[German]Microsoft delivers the cURL library with the operating system since Windows 10. However, Redmond does not manage to update the delivered cURL version promptly when security vulnerabilities become known. This leads to the fact that Curl versions with known vulnerabilities are shipt with Windows. If someone gets the idea to simply delete the cURL package from Windows (or have it deleted by a virus scanner that finds the version vulnerabe), he breaks the Windows update.
Advertising
What is cURL?
cURL is a program library and command line utility for transferring files on computer networks. The developer is Danien Stenberg, who released the first version in 1998. The current version is 8.0.1, dated March 20, 2023. cURL is licensed under the MIT open license and is in use in various operating systems. Microsoft has shipped cURL with Windows 10 since early 2018 and also in newer Windows versions.

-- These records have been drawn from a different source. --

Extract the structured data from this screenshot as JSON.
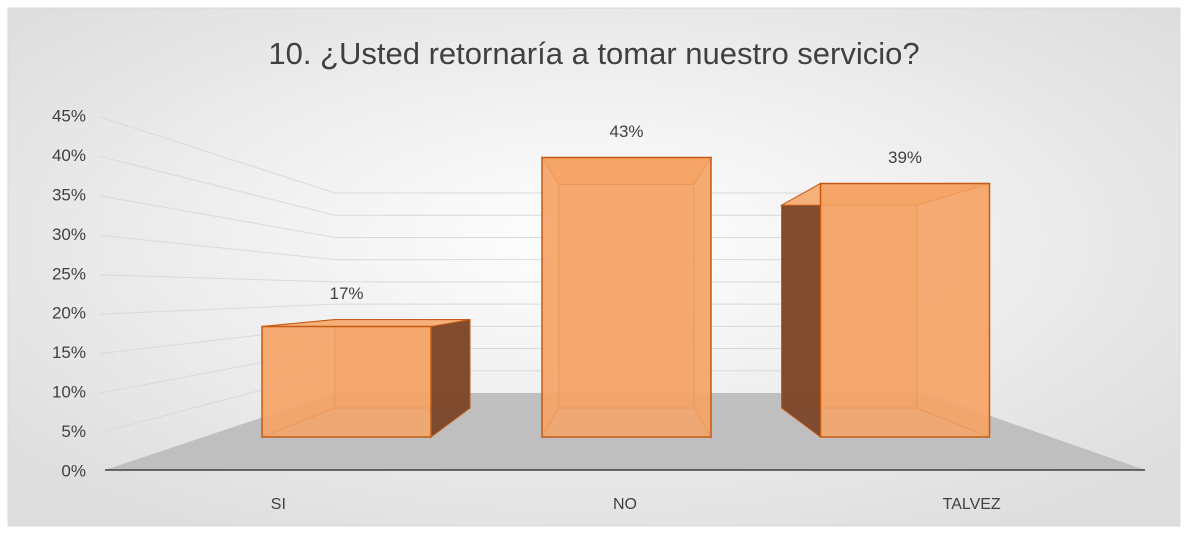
{
  "chart_data": {
    "type": "bar3d",
    "title": "10. ¿Usted retornaría a tomar nuestro servicio?",
    "categories": [
      "SI",
      "NO",
      "TALVEZ"
    ],
    "values": [
      17,
      43,
      39
    ],
    "value_labels": [
      "17%",
      "43%",
      "39%"
    ],
    "color": "#f4a365",
    "ylim": [
      0,
      45
    ],
    "yticks": [
      {
        "value": 0,
        "label": "0%"
      },
      {
        "value": 5,
        "label": "5%"
      },
      {
        "value": 10,
        "label": "10%"
      },
      {
        "value": 15,
        "label": "15%"
      },
      {
        "value": 20,
        "label": "20%"
      },
      {
        "value": 25,
        "label": "25%"
      },
      {
        "value": 30,
        "label": "30%"
      },
      {
        "value": 35,
        "label": "35%"
      },
      {
        "value": 40,
        "label": "40%"
      },
      {
        "value": 45,
        "label": "45%"
      }
    ],
    "grid": true
  }
}
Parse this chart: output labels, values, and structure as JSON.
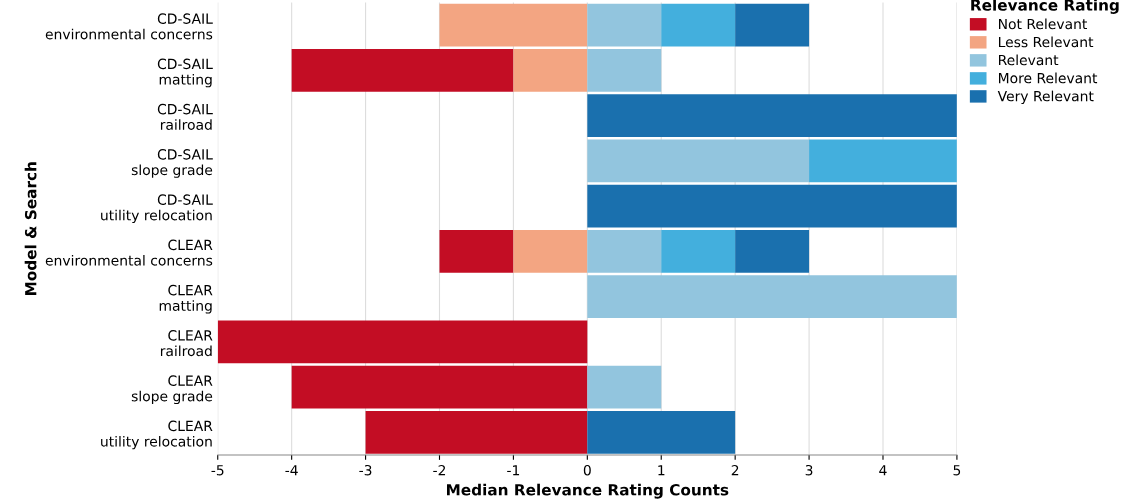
{
  "chart_data": {
    "type": "bar",
    "orientation": "horizontal",
    "xlabel": "Median Relevance Rating Counts",
    "ylabel": "Model & Search",
    "legend_title": "Relevance Rating",
    "legend": "top right",
    "grid": "x",
    "categories": [
      "CD-SAIL\nenvironmental concerns",
      "CD-SAIL\nmatting",
      "CD-SAIL\nrailroad",
      "CD-SAIL\nslope grade",
      "CD-SAIL\nutility relocation",
      "CLEAR\nenvironmental concerns",
      "CLEAR\nmatting",
      "CLEAR\nrailroad",
      "CLEAR\nslope grade",
      "CLEAR\nutility relocation"
    ],
    "xlim": [
      -5,
      5
    ],
    "xticks": [
      -5,
      -4,
      -3,
      -2,
      -1,
      0,
      1,
      2,
      3,
      4,
      5
    ],
    "series": [
      {
        "name": "Not Relevant",
        "color": "#c30d24",
        "base": [
          null,
          -1,
          null,
          null,
          null,
          -1,
          null,
          0,
          0,
          0
        ],
        "values": [
          null,
          -3,
          null,
          null,
          null,
          -1,
          null,
          -5,
          -4,
          -3
        ]
      },
      {
        "name": "Less Relevant",
        "color": "#f3a582",
        "base": [
          0,
          0,
          null,
          null,
          null,
          0,
          null,
          null,
          null,
          null
        ],
        "values": [
          -2,
          -1,
          null,
          null,
          null,
          -1,
          null,
          null,
          null,
          null
        ]
      },
      {
        "name": "Relevant",
        "color": "#92c5de",
        "base": [
          0,
          0,
          null,
          0,
          null,
          0,
          0,
          null,
          0,
          null
        ],
        "values": [
          1,
          1,
          null,
          3,
          null,
          1,
          5,
          null,
          1,
          null
        ]
      },
      {
        "name": "More Relevant",
        "color": "#43afdd",
        "base": [
          1,
          null,
          null,
          3,
          null,
          1,
          null,
          null,
          null,
          null
        ],
        "values": [
          1,
          null,
          null,
          2,
          null,
          1,
          null,
          null,
          null,
          null
        ]
      },
      {
        "name": "Very Relevant",
        "color": "#1a70ae",
        "base": [
          2,
          null,
          0,
          null,
          0,
          2,
          null,
          null,
          null,
          0
        ],
        "values": [
          1,
          null,
          5,
          null,
          5,
          1,
          null,
          null,
          null,
          2
        ]
      }
    ]
  }
}
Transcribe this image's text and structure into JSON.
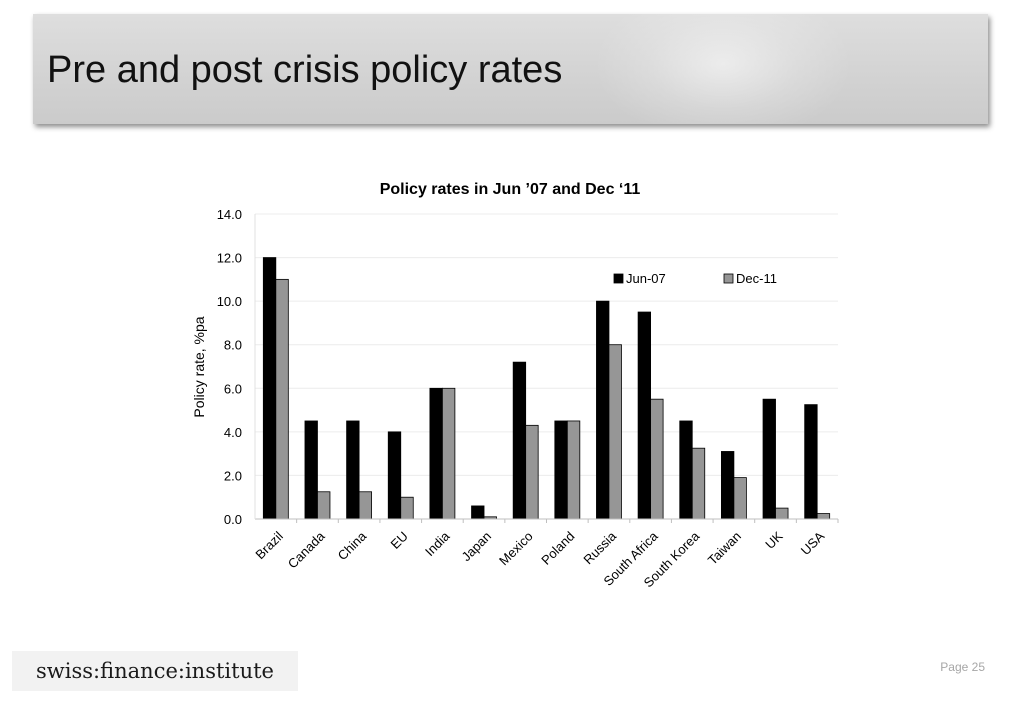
{
  "slide": {
    "title": "Pre and post crisis policy rates",
    "page_label": "Page 25",
    "logo_text": "swiss:finance:institute"
  },
  "colors": {
    "jun07": "#000000",
    "dec11": "#969696",
    "banner": "#d4d4d4"
  },
  "chart_data": {
    "type": "bar",
    "title": "Policy rates in Jun ’07 and Dec ‘11",
    "xlabel": "",
    "ylabel": "Policy rate, %pa",
    "ylim": [
      0,
      14
    ],
    "yticks": [
      "0.0",
      "2.0",
      "4.0",
      "6.0",
      "8.0",
      "10.0",
      "12.0",
      "14.0"
    ],
    "grid": true,
    "legend_position": "top-right",
    "categories": [
      "Brazil",
      "Canada",
      "China",
      "EU",
      "India",
      "Japan",
      "Mexico",
      "Poland",
      "Russia",
      "South Africa",
      "South Korea",
      "Taiwan",
      "UK",
      "USA"
    ],
    "series": [
      {
        "name": "Jun-07",
        "color": "#000000",
        "values": [
          12.0,
          4.5,
          4.5,
          4.0,
          6.0,
          0.6,
          7.2,
          4.5,
          10.0,
          9.5,
          4.5,
          3.1,
          5.5,
          5.25
        ]
      },
      {
        "name": "Dec-11",
        "color": "#969696",
        "values": [
          11.0,
          1.25,
          1.25,
          1.0,
          6.0,
          0.1,
          4.3,
          4.5,
          8.0,
          5.5,
          3.25,
          1.9,
          0.5,
          0.25
        ]
      }
    ]
  }
}
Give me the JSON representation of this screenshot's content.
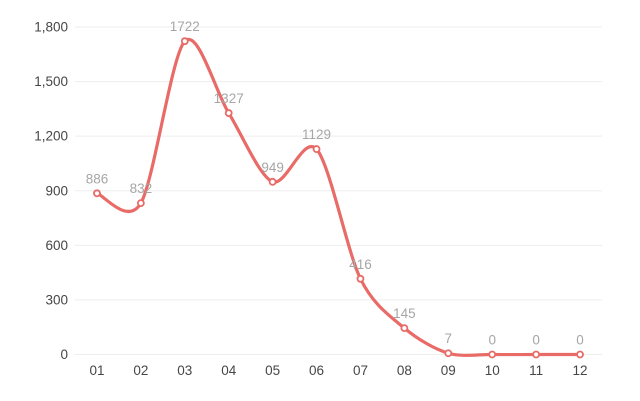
{
  "chart": {
    "colors": {
      "line": "#e86b67",
      "marker_fill": "#ffffff",
      "marker_stroke": "#e86b67",
      "data_label": "#a6a6a6",
      "axis_label": "#464646",
      "grid_line": "#ededed",
      "background": "#ffffff"
    }
  },
  "chart_data": {
    "type": "line",
    "smooth": true,
    "title": "",
    "xlabel": "",
    "ylabel": "",
    "categories": [
      "01",
      "02",
      "03",
      "04",
      "05",
      "06",
      "07",
      "08",
      "09",
      "10",
      "11",
      "12"
    ],
    "values": [
      886,
      832,
      1722,
      1327,
      949,
      1129,
      416,
      145,
      7,
      0,
      0,
      0
    ],
    "data_labels": [
      "886",
      "832",
      "1722",
      "1327",
      "949",
      "1129",
      "416",
      "145",
      "7",
      "0",
      "0",
      "0"
    ],
    "ylim": [
      0,
      1800
    ],
    "y_ticks": [
      0,
      300,
      600,
      900,
      1200,
      1500,
      1800
    ],
    "y_tick_labels": [
      "0",
      "300",
      "600",
      "900",
      "1,200",
      "1,500",
      "1,800"
    ],
    "grid": "horizontal",
    "legend": "none",
    "marker": "circle-open"
  }
}
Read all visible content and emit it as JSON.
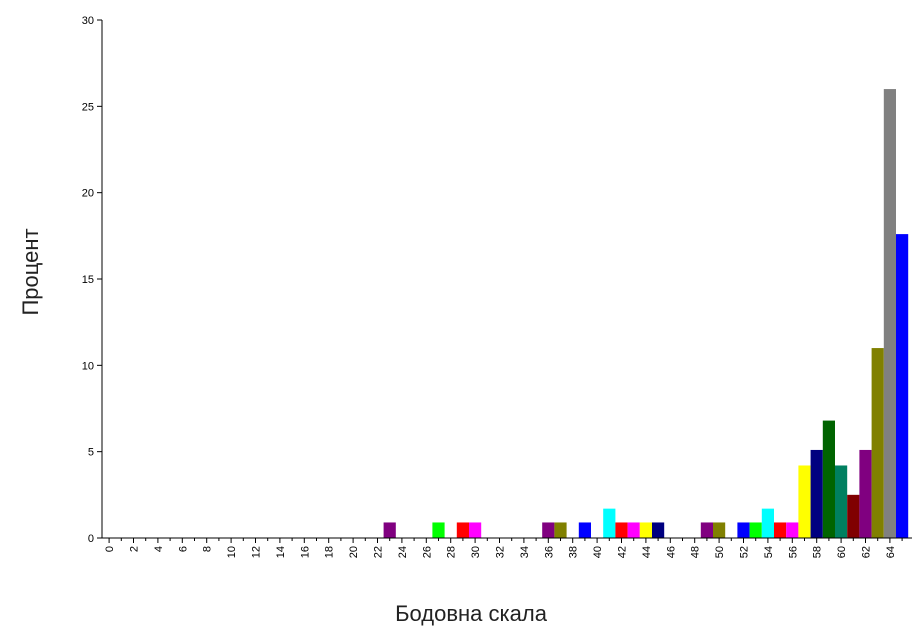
{
  "chart_data": {
    "type": "bar",
    "title": "",
    "xlabel": "Бодовна скала",
    "ylabel": "Процент",
    "ylim": [
      0,
      30
    ],
    "yticks": [
      0,
      5,
      10,
      15,
      20,
      25,
      30
    ],
    "xtick_labels": [
      "0",
      "2",
      "4",
      "6",
      "8",
      "10",
      "12",
      "14",
      "16",
      "18",
      "20",
      "22",
      "24",
      "26",
      "28",
      "30",
      "32",
      "34",
      "36",
      "38",
      "40",
      "42",
      "44",
      "46",
      "48",
      "50",
      "52",
      "54",
      "56",
      "58",
      "60",
      "62",
      "64"
    ],
    "grid": false,
    "legend": "none",
    "bars": [
      {
        "x": 23,
        "value": 0.9,
        "color": "#800080"
      },
      {
        "x": 27,
        "value": 0.9,
        "color": "#00ff00"
      },
      {
        "x": 29,
        "value": 0.9,
        "color": "#ff0000"
      },
      {
        "x": 30,
        "value": 0.9,
        "color": "#ff00ff"
      },
      {
        "x": 36,
        "value": 0.9,
        "color": "#800080"
      },
      {
        "x": 37,
        "value": 0.9,
        "color": "#808000"
      },
      {
        "x": 39,
        "value": 0.9,
        "color": "#0000ff"
      },
      {
        "x": 41,
        "value": 1.7,
        "color": "#00ffff"
      },
      {
        "x": 42,
        "value": 0.9,
        "color": "#ff0000"
      },
      {
        "x": 43,
        "value": 0.9,
        "color": "#ff00ff"
      },
      {
        "x": 44,
        "value": 0.9,
        "color": "#ffff00"
      },
      {
        "x": 45,
        "value": 0.9,
        "color": "#000080"
      },
      {
        "x": 49,
        "value": 0.9,
        "color": "#800080"
      },
      {
        "x": 50,
        "value": 0.9,
        "color": "#808000"
      },
      {
        "x": 52,
        "value": 0.9,
        "color": "#0000ff"
      },
      {
        "x": 53,
        "value": 0.9,
        "color": "#00ff00"
      },
      {
        "x": 54,
        "value": 1.7,
        "color": "#00ffff"
      },
      {
        "x": 55,
        "value": 0.9,
        "color": "#ff0000"
      },
      {
        "x": 56,
        "value": 0.9,
        "color": "#ff00ff"
      },
      {
        "x": 57,
        "value": 4.2,
        "color": "#ffff00"
      },
      {
        "x": 58,
        "value": 5.1,
        "color": "#000080"
      },
      {
        "x": 59,
        "value": 6.8,
        "color": "#006400"
      },
      {
        "x": 60,
        "value": 4.2,
        "color": "#008060"
      },
      {
        "x": 61,
        "value": 2.5,
        "color": "#800000"
      },
      {
        "x": 62,
        "value": 5.1,
        "color": "#800080"
      },
      {
        "x": 63,
        "value": 11.0,
        "color": "#808000"
      },
      {
        "x": 64,
        "value": 26.0,
        "color": "#808080"
      },
      {
        "x": 65,
        "value": 17.6,
        "color": "#0000ff"
      }
    ]
  }
}
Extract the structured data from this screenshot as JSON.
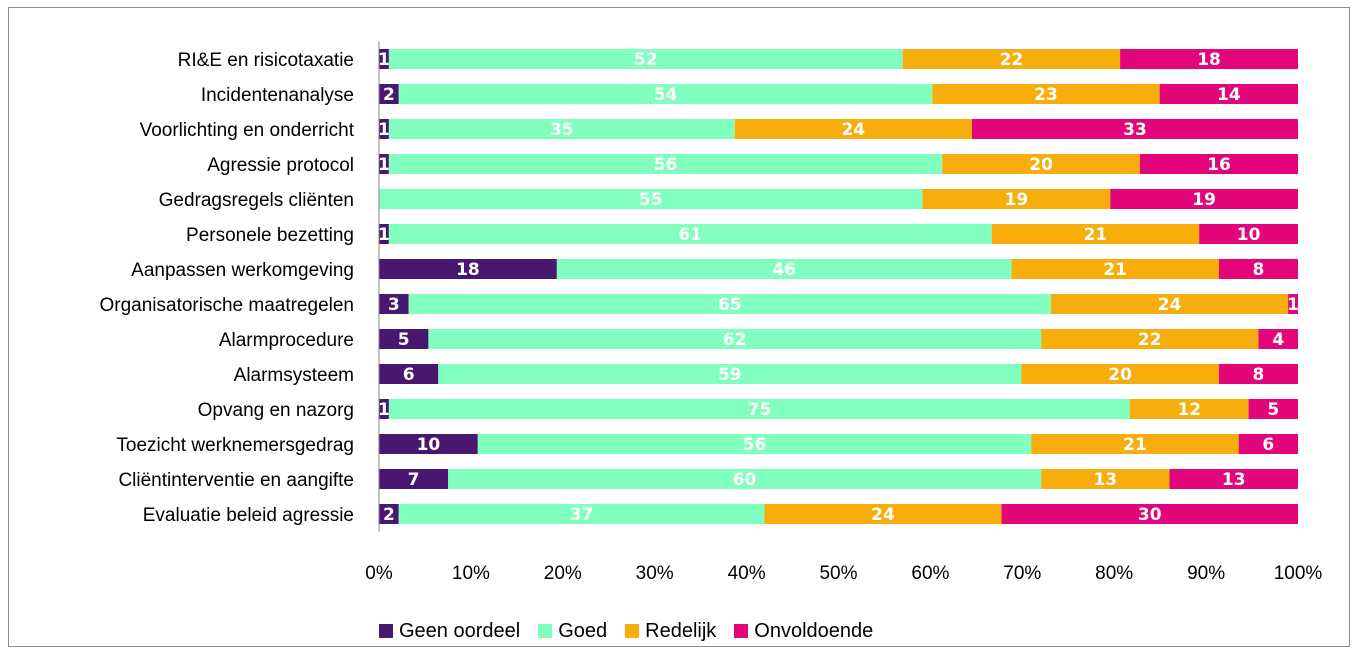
{
  "chart_data": {
    "type": "bar",
    "orientation": "horizontal",
    "stacked": "percent",
    "title": "",
    "xlabel": "",
    "ylabel": "",
    "xlim": [
      0,
      100
    ],
    "x_ticks": [
      "0%",
      "10%",
      "20%",
      "30%",
      "40%",
      "50%",
      "60%",
      "70%",
      "80%",
      "90%",
      "100%"
    ],
    "grid": false,
    "legend_position": "bottom",
    "categories": [
      "RI&E en risicotaxatie",
      "Incidentenanalyse",
      "Voorlichting en onderricht",
      "Agressie protocol",
      "Gedragsregels cliënten",
      "Personele bezetting",
      "Aanpassen werkomgeving",
      "Organisatorische maatregelen",
      "Alarmprocedure",
      "Alarmsysteem",
      "Opvang en nazorg",
      "Toezicht werknemersgedrag",
      "Cliëntinterventie en aangifte",
      "Evaluatie beleid agressie"
    ],
    "series": [
      {
        "name": "Geen oordeel",
        "color": "#48176f",
        "values": [
          1,
          2,
          1,
          1,
          0,
          1,
          18,
          3,
          5,
          6,
          1,
          10,
          7,
          2
        ]
      },
      {
        "name": "Goed",
        "color": "#80ffbe",
        "values": [
          52,
          54,
          35,
          56,
          55,
          61,
          46,
          65,
          62,
          59,
          75,
          56,
          60,
          37
        ]
      },
      {
        "name": "Redelijk",
        "color": "#f7ad0b",
        "values": [
          22,
          23,
          24,
          20,
          19,
          21,
          21,
          24,
          22,
          20,
          12,
          21,
          13,
          24
        ]
      },
      {
        "name": "Onvoldoende",
        "color": "#e2067a",
        "values": [
          18,
          14,
          33,
          16,
          19,
          10,
          8,
          1,
          4,
          8,
          5,
          6,
          13,
          30
        ]
      }
    ]
  }
}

Sluggish cURL update in Windows
Microsoft occasionally sloppily updates the cURL package that comes with Windows. I had pointed out one such case in the blog post Windows January 2022 security updates for cURL vulnerability CVE-2021-22947 – a tough task for security reporters. German security expert Stefan Kanthak had pointed out a vulnerability in cURL to Microsoft in the summer of 2021, which was also confirmed. However, Microsoft needed until January 2022 before an update was provided.
Deleted cURL breaks update
I had the above episode in mind when I came across this German post from site Golem a few weeks ago. Golem had noticed the blog post DELETING SYSTEM32\CURL.EXE by cURL developer Daniel Stenberg on April 24, 2023. Stenberg also points out in his post that Microsoft is responsible for updating cURL in Windows, as they compile the library from the project's source codes on their own. Secondly, Stenberg also cites Microsoft's slow response to vulnerabilities (using CVE-2022-43552 as an example).
This sometimes results in the Windows version of cURL.exe having known vulnerabilities. Antivirus solutions might detect this and sound the alarm. As of December 21, 2022, there was a case of virus scanners finding fault with installations of cURL in Windows 10/11 due to the known vulnerability CVE-2022-43552. Microsoft itself did not update cURL to version 8.0.1 for current Windows 10 versions until April 11, 2023, with KB5025221.
However, users who had curl.exe quarantined or deleted in the meantime because of the reported and existing vulnerability (there was such "helpful" advice in the Microsoft Answers forum) ran into a different problem. Security was then restored, but at the same time they had shot Windows Update to pieces. Because Windows discovered that the update function had been manipulated (by deleting cURL) and stopped the functionality.
Advertising
Stenberg writes that he does not know how this Windows Update could be repaired. I myself would try a check for corrupted system files using sfc /scannow and dism (see also Check and repair Windows system files and component store). If this doesn't help, the only thing left to do is to import a backup.
The episode once again shows how complex Windows has become and that Microsoft's developers seem to have difficulties to update foreign components with known vulnerabilities in a timely manner.